What is the difference?


PART A reading is a series of 4 separate pieces of information - on all the one topic. The information could be in the form of a dotpointed list / a table with numbers or percentages / perhaps a flow chart / a map / a few short paragraphs / one page of writing - in short, different ways of presenting information. Your task in this part is to complete the gap fill exercise. There will be somewhere between 25 and 30 gaps to be completed - drawing on the information in the separate pieces of information. You are given 15 minutes to complete Part A. (Not enough time). The OETWorkshop strongly recommends you adopt a time management approach to Part A - and follow this strategy: 1. Read only the headings of each separate piece of information 2. Go to the gap-fill exercise and find out how many gaps are to be filled in 3. Estimate how much time you have to find the answer to each gap. Example: 15 minutes LESS 2 minutes to read / skim read the 4 pieces of text that leaves you with 13 minutes. 13 minutes X 60 seconds = 780 seconds. Lets say you have 30 gaps to be filled. 780 DIVIDED BY 30 = 26 seconds per gap. 4. Dont forget: You only need 65% correct to get a B score. [65% of 30 gaps = 19.5 rounded up to 20 gaps. Get 20 out of 30 correct = B - a pass! ] 5. If you have any problems finding the answer to a particular gap move on dont waste time remember, you only need 65% correct to get a pass.

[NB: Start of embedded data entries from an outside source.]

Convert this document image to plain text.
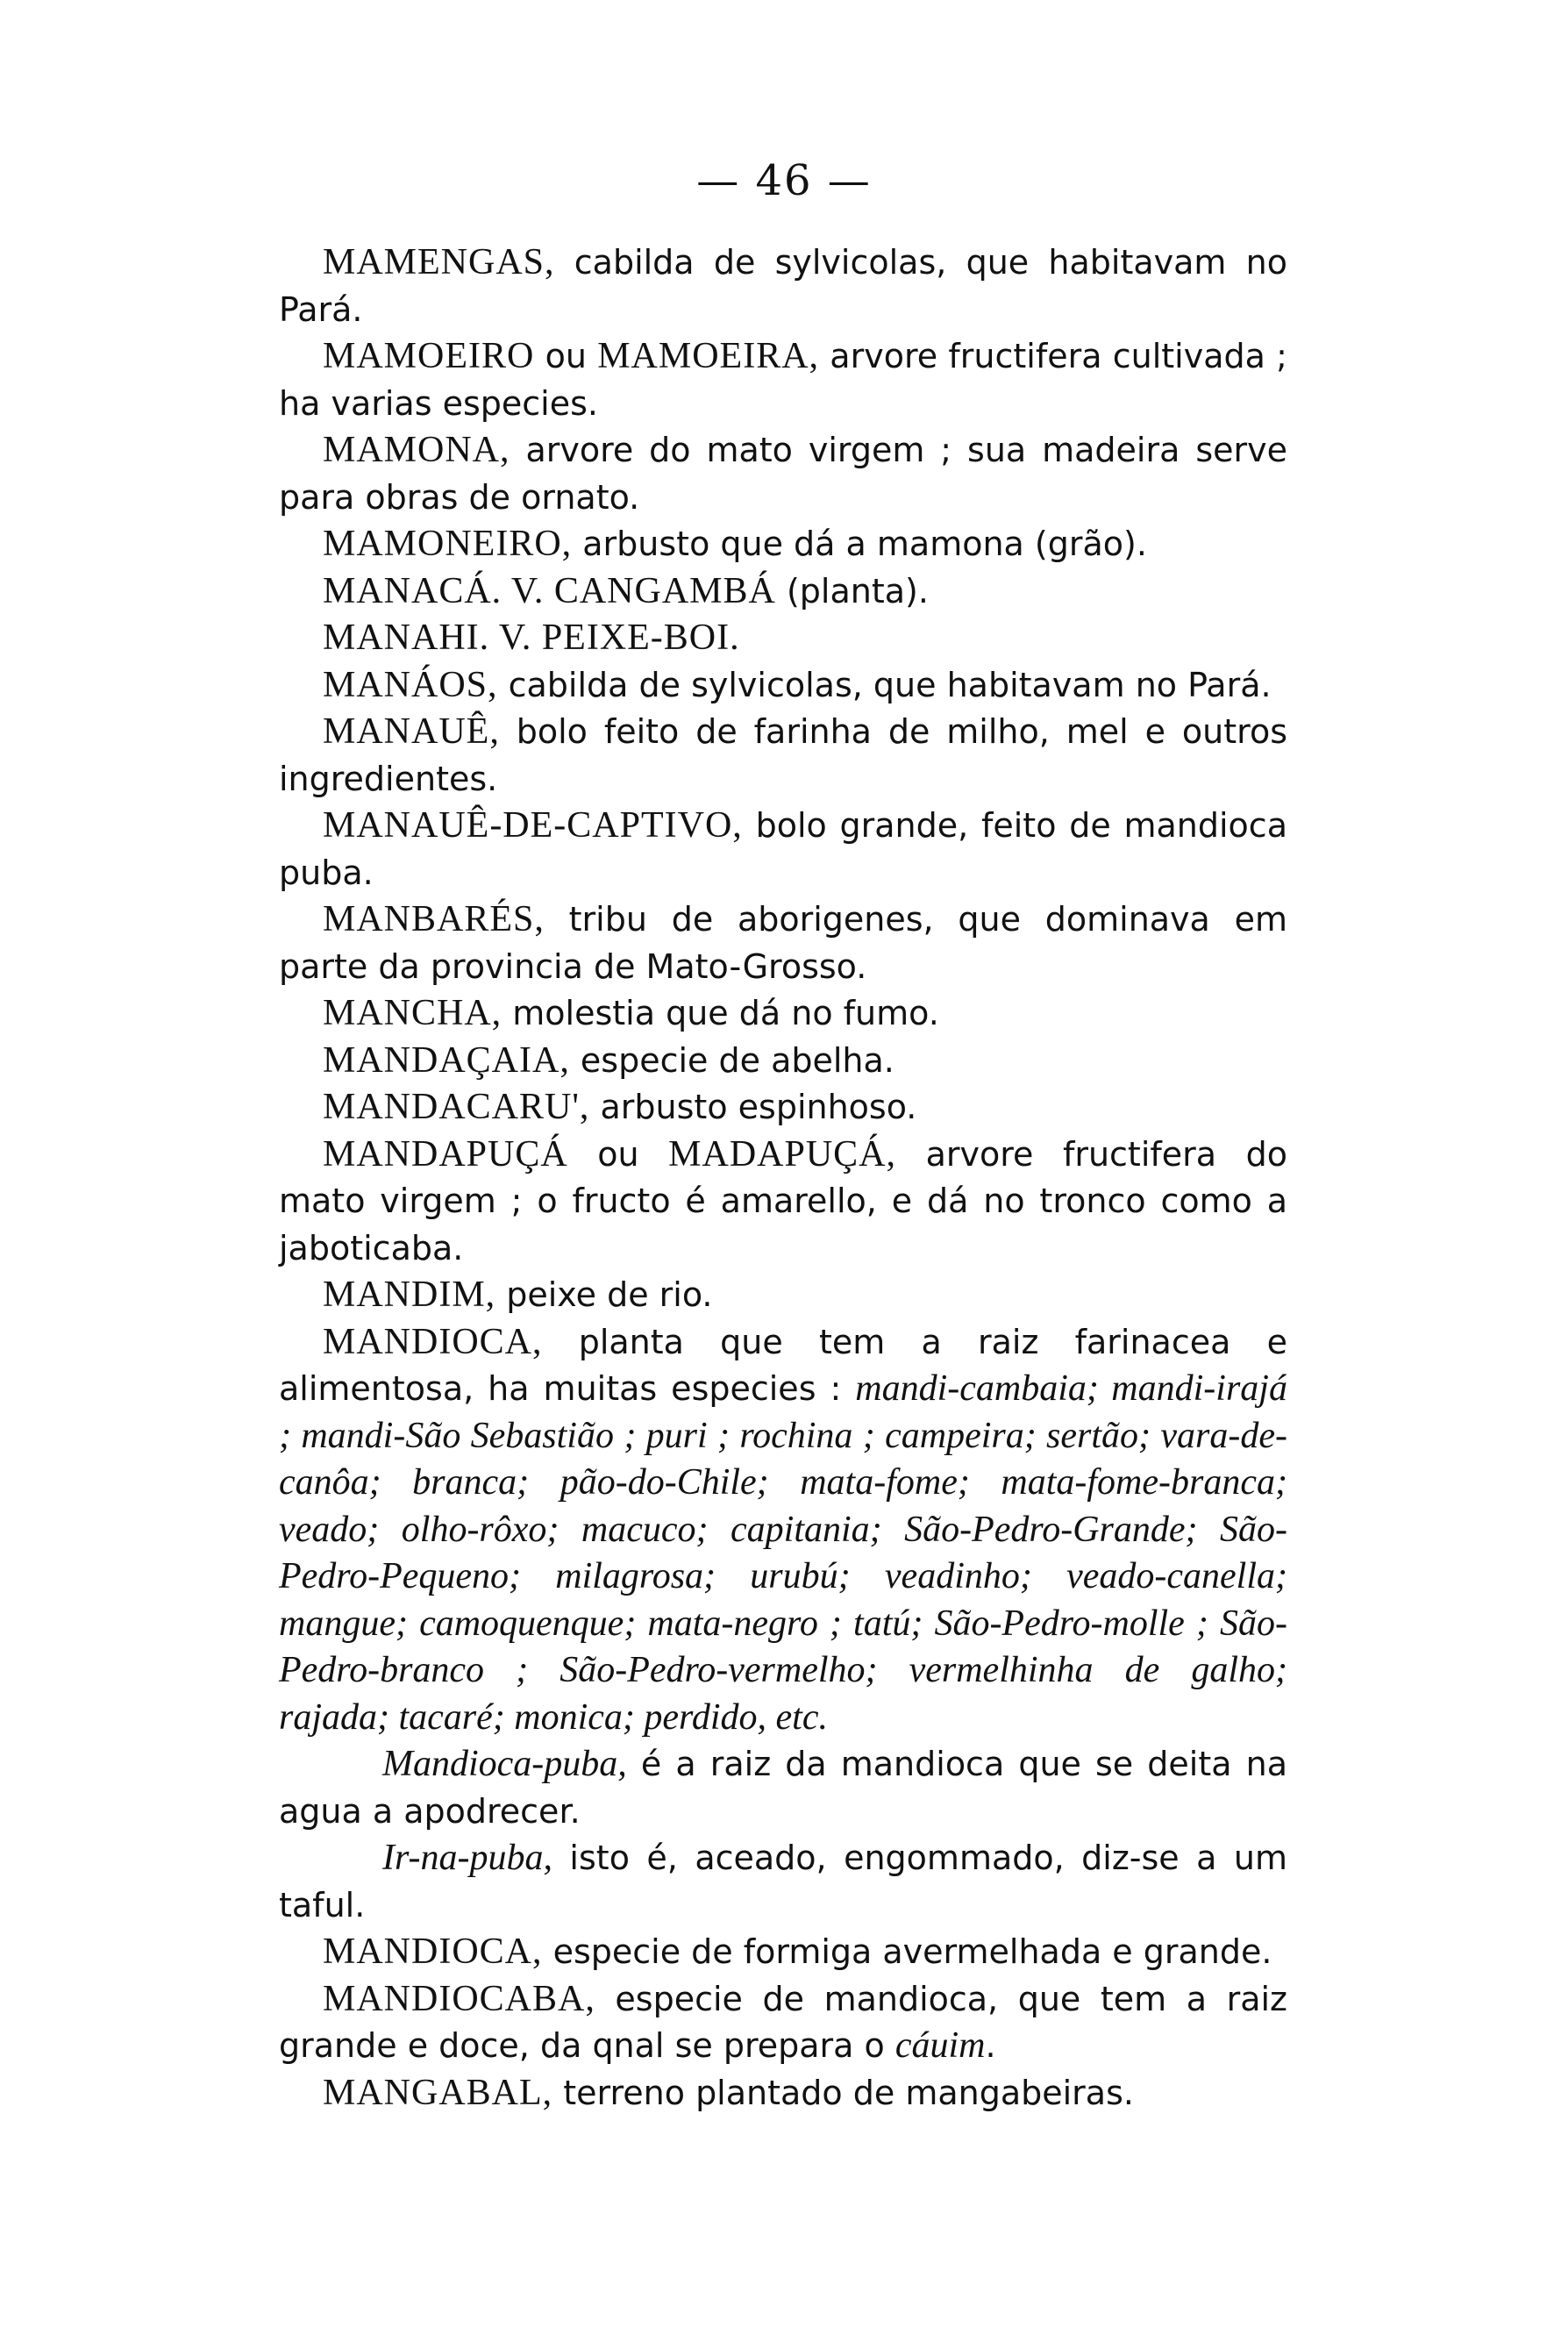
— 46 —

MAMENGAS, cabilda de sylvicolas, que habitavam no Pará.

MAMOEIRO ou MAMOEIRA, arvore fructifera cultivada ; ha varias especies.

MAMONA, arvore do mato virgem ; sua madeira serve para obras de ornato.

MAMONEIRO, arbusto que dá a mamona (grão).

MANACÁ. V. CANGAMBÁ (planta).

MANAHI. V. PEIXE-BOI.

MANÁOS, cabilda de sylvicolas, que habitavam no Pará.

MANAUÊ, bolo feito de farinha de milho, mel e outros ingredientes.

MANAUÊ-DE-CAPTIVO, bolo grande, feito de mandioca puba.

MANBARÉS, tribu de aborigenes, que dominava em parte da provincia de Mato-Grosso.

MANCHA, molestia que dá no fumo.

MANDAÇAIA, especie de abelha.

MANDACARU', arbusto espinhoso.

MANDAPUÇÁ ou MADAPUÇÁ, arvore fructifera do mato virgem ; o fructo é amarello, e dá no tronco como a jaboticaba.

MANDIM, peixe de rio.

MANDIOCA, planta que tem a raiz farinacea e alimentosa, ha muitas especies : mandi-cambaia; mandi-irajá ; mandi-São Sebastião ; puri ; rochina ; campeira; sertão; vara-de-canôa; branca; pão-do-Chile; mata-fome; mata-fome-branca; veado; olho-rôxo; macuco; capitania; São-Pedro-Grande; São-Pedro-Pequeno; milagrosa; urubú; veadinho; veado-canella; mangue; camoquenque; mata-negro ; tatú; São-Pedro-molle ; São-Pedro-branco ; São-Pedro-vermelho; vermelhinha de galho; rajada; tacaré; monica; perdido, etc.

Mandioca-puba, é a raiz da mandioca que se deita na agua a apodrecer.

Ir-na-puba, isto é, aceado, engommado, diz-se a um taful.

MANDIOCA, especie de formiga avermelhada e grande.

MANDIOCABA, especie de mandioca, que tem a raiz grande e doce, da qnal se prepara o cáuim.

MANGABAL, terreno plantado de mangabeiras.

PART B reading is comprised of TWO x 600 to 650 word pieces of text each one with 7 or 8 multiple choice questions. You have to circle a, b, c or d - to indicate which option you think best fits the question. [Often there are two options which could be the right answer - but one will be more right than the other.] You are given 45 minutes to complete Part B - about 20 minutes for each reading. The OETWorkshop strongly recommends you try to understand the question that is being asked: The author asserts - is different from According to the data .... . If the author is asserting something, the author is putting forward his / her opinion on something - whereas, according to the data relies on factual evidence. Again, if you have any problems trying to find a clear-cut answer to one of the questions leave it move on come back to it later. Remember, you only need 65% correct to get a pass. 65% of 16 questions (8 questions for each passage) = 10.4 rounded up to 11. You need 11 out of 16 questions to get a B score.